Veracyte announces publication of patient survey and challenges of diagnosing ILD
January 18, 2018 – SOUTH SAN FRANCISCO. Veracyte, Inc. announced that results of a national patient survey quantifying the significant challenges of diagnosing interstitial lung diseases (ILD) have been published for the first time. The Interstitial Lung Disease Patient Diagnostic Journey (INTENSITY) survey was conducted by the Pulmonary Fibrosis Foundation with support from Veracyte and appears online in BMC Pulmonary Medicine.
Up to 200,000 patients in the United States and major European countries present with suspected ILD each year. Idiopathic pulmonary fibrosis (IPF) is among the most common and most deadly of these progressive, lung-scarring diseases. The INTENSITY survey assessed the steps and time required for adults with ILD, including IPF, to receive an accurate diagnosis, specific obstacles hindering timely diagnosis, and the physical and emotional impacts of patients’ diagnostic journeys. Key findings include:Forty-three percent of survey respondents endured a year or more between the time they first experienced symptoms (most commonly shortness of breath and cough) and the time they received a diagnosis; nearly one in five (19 percent) endured three or more years. Fifty-five percent reported at least one misdiagnosis prior to receiving an accurate diagnosis; more than a third (38 percent) reported at least two misdiagnoses. Among those with IPF, more than one in five (21 percent) reported treatment during the diagnostic process with systemic corticosteroids, a potentially harmful therapy for IPF patients.

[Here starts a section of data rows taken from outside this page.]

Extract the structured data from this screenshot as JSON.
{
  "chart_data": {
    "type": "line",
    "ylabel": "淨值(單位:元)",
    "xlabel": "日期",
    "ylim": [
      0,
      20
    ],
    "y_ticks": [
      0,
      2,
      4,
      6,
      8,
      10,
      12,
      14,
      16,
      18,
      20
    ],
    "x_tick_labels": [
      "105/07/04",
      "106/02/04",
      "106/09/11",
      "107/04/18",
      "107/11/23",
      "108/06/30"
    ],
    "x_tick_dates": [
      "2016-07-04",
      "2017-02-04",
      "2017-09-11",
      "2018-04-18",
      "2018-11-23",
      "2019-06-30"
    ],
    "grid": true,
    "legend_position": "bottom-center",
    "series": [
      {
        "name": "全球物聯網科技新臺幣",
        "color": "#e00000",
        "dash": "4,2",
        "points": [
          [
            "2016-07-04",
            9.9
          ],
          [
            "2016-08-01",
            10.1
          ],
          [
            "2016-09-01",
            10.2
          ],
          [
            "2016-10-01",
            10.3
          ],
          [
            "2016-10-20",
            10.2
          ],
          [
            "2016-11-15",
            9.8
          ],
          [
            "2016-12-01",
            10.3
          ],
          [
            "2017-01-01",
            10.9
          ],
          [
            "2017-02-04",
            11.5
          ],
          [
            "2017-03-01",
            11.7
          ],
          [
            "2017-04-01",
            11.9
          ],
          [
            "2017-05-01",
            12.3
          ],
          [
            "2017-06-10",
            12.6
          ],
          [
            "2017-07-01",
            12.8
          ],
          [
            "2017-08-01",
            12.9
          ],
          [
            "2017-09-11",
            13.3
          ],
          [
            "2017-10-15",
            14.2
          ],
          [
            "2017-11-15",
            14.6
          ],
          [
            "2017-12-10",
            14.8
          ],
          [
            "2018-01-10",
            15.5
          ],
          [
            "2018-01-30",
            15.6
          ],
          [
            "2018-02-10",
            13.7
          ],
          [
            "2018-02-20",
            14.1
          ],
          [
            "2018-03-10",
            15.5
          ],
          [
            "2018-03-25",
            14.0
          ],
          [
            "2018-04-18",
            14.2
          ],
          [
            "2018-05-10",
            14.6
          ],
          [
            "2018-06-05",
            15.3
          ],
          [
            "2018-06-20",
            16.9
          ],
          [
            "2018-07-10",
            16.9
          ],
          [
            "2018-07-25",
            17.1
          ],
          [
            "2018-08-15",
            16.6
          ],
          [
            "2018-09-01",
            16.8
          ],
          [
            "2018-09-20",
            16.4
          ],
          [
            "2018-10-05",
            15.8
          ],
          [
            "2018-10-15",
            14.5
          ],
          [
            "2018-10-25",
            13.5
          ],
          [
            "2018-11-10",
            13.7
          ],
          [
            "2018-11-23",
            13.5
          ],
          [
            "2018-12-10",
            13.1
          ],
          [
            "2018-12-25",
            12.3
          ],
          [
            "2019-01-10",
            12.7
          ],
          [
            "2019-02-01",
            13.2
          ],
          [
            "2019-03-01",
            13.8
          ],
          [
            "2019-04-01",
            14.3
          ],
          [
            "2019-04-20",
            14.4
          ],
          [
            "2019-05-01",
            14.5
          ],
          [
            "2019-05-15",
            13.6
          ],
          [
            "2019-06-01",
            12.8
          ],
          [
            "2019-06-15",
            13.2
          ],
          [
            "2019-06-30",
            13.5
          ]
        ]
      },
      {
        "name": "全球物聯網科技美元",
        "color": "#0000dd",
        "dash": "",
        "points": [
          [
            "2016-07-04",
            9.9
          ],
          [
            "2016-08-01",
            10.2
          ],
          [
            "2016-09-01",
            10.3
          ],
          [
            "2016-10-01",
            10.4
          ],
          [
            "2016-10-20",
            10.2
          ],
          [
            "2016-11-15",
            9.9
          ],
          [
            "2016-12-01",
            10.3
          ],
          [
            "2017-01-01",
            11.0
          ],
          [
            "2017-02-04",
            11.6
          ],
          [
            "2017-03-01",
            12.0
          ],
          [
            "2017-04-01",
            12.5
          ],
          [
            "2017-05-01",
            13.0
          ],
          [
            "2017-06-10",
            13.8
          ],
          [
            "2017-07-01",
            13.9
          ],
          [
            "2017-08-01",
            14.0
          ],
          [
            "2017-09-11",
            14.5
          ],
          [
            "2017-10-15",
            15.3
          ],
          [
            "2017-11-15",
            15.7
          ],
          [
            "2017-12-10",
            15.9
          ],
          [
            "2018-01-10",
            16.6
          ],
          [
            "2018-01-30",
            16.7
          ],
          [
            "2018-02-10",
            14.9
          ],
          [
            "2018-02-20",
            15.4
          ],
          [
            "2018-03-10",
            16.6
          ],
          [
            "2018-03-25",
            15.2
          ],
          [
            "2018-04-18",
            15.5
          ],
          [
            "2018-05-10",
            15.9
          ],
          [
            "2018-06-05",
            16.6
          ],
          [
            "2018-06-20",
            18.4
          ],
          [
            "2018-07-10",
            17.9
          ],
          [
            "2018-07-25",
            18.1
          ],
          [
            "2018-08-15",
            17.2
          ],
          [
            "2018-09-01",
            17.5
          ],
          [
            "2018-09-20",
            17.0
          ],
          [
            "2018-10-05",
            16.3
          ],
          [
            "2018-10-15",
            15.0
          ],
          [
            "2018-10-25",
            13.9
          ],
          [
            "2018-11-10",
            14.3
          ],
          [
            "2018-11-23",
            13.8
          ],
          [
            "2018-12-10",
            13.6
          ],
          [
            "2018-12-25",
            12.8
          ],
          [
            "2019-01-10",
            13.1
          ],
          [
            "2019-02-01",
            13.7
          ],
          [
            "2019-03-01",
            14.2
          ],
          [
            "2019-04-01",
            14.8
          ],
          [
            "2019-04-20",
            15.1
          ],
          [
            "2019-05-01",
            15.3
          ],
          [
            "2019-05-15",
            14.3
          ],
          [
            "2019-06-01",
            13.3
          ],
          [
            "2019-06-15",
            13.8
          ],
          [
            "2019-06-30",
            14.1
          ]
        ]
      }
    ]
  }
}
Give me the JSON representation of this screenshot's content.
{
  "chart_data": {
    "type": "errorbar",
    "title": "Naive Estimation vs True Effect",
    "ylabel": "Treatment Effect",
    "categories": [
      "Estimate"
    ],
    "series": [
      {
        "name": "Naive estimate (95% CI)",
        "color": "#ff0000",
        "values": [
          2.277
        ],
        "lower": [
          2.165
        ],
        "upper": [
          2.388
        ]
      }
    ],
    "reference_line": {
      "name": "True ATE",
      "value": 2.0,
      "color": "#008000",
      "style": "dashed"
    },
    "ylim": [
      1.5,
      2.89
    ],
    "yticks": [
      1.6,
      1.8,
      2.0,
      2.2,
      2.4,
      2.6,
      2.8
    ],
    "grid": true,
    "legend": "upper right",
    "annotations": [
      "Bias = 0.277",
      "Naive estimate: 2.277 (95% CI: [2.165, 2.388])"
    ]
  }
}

“Our results show that the typical diagnostic experience for patients with ILD, including IPF, is characterized by considerable delays, frequent misdiagnosis, exposure to costly and invasive diagnostic procedures and substantial use of healthcare resources,” said lead author Gregory P. Cosgrove, M.D., associate professor of medicine at National Jewish Health and chief medical officer for the Pulmonary Fibrosis Foundation. “These findings point to the need for physician education, development of clinical practice recommendations and better diagnostic tools to help patients with suspected ILD.”
Among survey participants, 47 percent of whom reported having IPF, an accurate diagnosis typically involved a substantial use of healthcare resources:Most ILD diagnoses (88 percent) were made by a pulmonologist, however multiple primary care physician (PCP) visits were the norm, with 30 percent of patients seeing a PCP four or more times before being referred to a specialist. On average, respondents endured six pulmonary lung function tests, five chest X-rays and two bronchoscopies before receiving a diagnosis. Sixty-one percent of patients endured invasive diagnostic procedures, including surgical lung biopsy.
The survey also revealed the significant emotional and financial toll of the diagnostic journey for patients with ILD:More than 80 percent of respondents reported emotional stress due to the ongoing uncertainty regarding their diagnosis. Nearly one third (28 percent) reported that time spent attending medical appointments and undergoing diagnostic procedures contributed to their decision to apply for disability benefits or retire.
“The publication of these findings underscores the tremendous need for patients with suspected IPF to get clearer answers faster so that they can receive the treatment they need and avoid potentially harmful diagnostic procedures and treatment,” said Bonnie Anderson, Veracyte’s chairman and chief executive officer. “It also reinforces our commitment to using cutting-edge, machine learning-based genomic technology to answer challenging diagnostic questions and improve patient care. We believe that our Envisia Genomic Classifier will help to significantly improve IPF diagnosis, reducing the need for diagnostic surgeries, speeding the time to diagnosis and reducing healthcare costs.”
About the INTENSITY Survey
Independent healthcare-research organization Outcomes Insights conducted the INTENSITY survey from August 14-26, 2015, using a quantitative online questionnaire. The survey involved 600 ILD patients (300 men/300 women), including 279 (47 percent) with IPF. The survey was recruited without gender quotas and the even distribution of men and women was coincidental. The median participant age was 63 years for women and 69 years for men and most participants had been diagnosed within the past two to five years. Respondents were screened to ensure they were United States residents and had been diagnosed by a physician with an interstitial lung disease (ILD). Results were initially reported at the 2015 PFF Summit in Washington, DC.